Отвратительного прыщавого юнца с завышенным самомнением и нулевым интеллектом! Заносчивого нахала, который станет рассыпать сигаретный пепел по всему дому и загибать страницы в книгах. Придурка, который и в подметки не годится твоей девочке, потому что она самая умная, самая очаровательная, самая смелая, милая, добрая...
Стоп! Меделин. Досчитать до десяти. Нет, сначала досчитать, а потом Меделин. Все правильно. Галстук не подведет.
Он вошел в библиотеку, ощущая себя почти прежним Джоном Ормондом. Ровный шаг, невозмутимое лицо. И буря, ревущая в груди.
– Добрый вечер, Меделин. Рад тебя видет.
Меделин развернулась к нему от окна, Джон с изумлением заметил, что она опять косит. Как в детстве. И зубы у нее слега выпирают, как у кролика. А еще она очень... взволнована, проще говоря – в бешенстве.
– Ну и как это понимать?!
– Прости, Меделин, я не совсем понимаю о чем ты.
– Я об этом ужасе в грязных брюках! Я чуть в обморок не упала, когда она на меня кинулась. Она умственно неполноценна?
– Как тебе могло прийти это в голову?! Она просто большая выдумщица и...
– И почему ты нес ее на руках?
– Она подвернула ногу, когда бежала к лесу.
– Босиком?
– Да, босиком. Довольно теплый день, на мой взгляд.
– Джон, мне надо присесть. Голова кружится. Могу я узнать, почему эту девицу привезли в замок, не сказав мне ни слова?
Джон побарабанил пальцами по полированной столешнице.
– Прости, дорогая, но я немного потерял нить разговора.

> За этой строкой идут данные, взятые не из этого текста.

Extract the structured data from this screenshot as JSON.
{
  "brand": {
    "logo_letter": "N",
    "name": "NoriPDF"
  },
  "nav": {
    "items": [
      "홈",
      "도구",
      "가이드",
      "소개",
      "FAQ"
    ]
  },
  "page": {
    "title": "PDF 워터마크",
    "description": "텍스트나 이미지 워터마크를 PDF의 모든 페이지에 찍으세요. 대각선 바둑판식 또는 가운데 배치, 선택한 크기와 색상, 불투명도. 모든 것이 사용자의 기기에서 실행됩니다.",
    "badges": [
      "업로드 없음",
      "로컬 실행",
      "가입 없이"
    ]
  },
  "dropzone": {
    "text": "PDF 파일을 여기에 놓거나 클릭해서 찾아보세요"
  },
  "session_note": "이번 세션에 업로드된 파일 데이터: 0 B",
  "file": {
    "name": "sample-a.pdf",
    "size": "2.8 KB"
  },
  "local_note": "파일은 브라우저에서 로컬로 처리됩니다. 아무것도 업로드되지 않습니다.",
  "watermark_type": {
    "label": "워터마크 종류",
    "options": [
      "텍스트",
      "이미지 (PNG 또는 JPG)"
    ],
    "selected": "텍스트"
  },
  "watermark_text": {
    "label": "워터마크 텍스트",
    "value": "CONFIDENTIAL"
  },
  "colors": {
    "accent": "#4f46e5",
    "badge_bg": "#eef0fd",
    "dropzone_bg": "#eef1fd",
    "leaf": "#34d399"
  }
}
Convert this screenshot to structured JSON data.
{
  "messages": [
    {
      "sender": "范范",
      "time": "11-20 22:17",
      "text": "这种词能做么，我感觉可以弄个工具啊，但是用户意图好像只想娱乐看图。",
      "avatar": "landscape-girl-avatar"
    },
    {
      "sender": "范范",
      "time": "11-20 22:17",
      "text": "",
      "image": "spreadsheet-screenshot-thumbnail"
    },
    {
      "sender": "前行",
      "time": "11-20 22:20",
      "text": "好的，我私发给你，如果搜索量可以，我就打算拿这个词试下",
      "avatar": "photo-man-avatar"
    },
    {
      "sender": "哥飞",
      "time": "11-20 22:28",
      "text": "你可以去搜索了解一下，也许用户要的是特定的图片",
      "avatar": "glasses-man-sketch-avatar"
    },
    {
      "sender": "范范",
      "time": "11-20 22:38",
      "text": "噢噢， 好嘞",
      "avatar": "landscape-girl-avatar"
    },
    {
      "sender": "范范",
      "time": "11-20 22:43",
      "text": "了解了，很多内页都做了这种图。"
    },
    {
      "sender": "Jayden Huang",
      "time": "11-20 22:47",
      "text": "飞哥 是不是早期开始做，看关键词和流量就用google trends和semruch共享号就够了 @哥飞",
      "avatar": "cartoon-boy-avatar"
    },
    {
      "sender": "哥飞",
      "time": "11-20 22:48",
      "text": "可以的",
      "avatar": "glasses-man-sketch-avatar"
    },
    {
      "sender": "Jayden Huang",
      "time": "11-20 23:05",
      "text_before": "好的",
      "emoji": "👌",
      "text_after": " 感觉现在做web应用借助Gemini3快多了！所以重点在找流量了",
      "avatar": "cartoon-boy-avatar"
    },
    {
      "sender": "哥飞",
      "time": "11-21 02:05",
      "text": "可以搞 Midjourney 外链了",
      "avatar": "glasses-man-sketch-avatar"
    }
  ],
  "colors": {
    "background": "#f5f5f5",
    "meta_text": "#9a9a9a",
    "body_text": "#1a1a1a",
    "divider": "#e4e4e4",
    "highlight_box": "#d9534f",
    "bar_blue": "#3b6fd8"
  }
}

Боюсь показаться грубым, но с какой стати я должен был тебе об этом сообщать? Тем более что я сам узнал о ее существовании, лишь приехав во Францию.
– Отлично! Папа говорит, это вполне в духе Паршивой Овцы...
Что-то случилось у Джона в голове. Звуки стали вязкими и ватными, на языке явственно ощущалась горечь. Меделин размашисто шагала по комнате и что-то говорила, но он ее уже не слушал, вернее, слушал, но не слышал. Потом до него донеслись слова:
– Я, разумеется, его не знала, но мой папа говорил, что Паршивая Овца Гарольд компрометировал всю вашу замечательную семью и лорд Артур умер именно из-за его выходок...
– МЕДЕЛИН.
Она замолчала, словно споткнувшись и прикусив язык. Прямо перед ней стоял совершенно незнакомый человек. На смуглых щеках выступила голубоватая тень будущей щетины. Синие глаза полыхали грозным огнем. Бронзовые кулаки побелели от напряжения, точно незнакомец изо всех сил сдерживался, чтобы ее не ударить. Меделин Уайт, глупая от природы и спесивая, как фазан, аристократка, была испугана и ошарашена. В ее мире таких мужчин не водилось.
– Я настоятельно прошу тебя впредь не говорить больше в таких выражениях о членах моей семьи, что бы, с твоей точки зрения, непозволительное они не совершили. Я уважаю мистера Уайта, но это не дает ему права оскорблять память моего близкого родственника. Тем более нет такого права у тебя, поскольку ты вообще его не знала.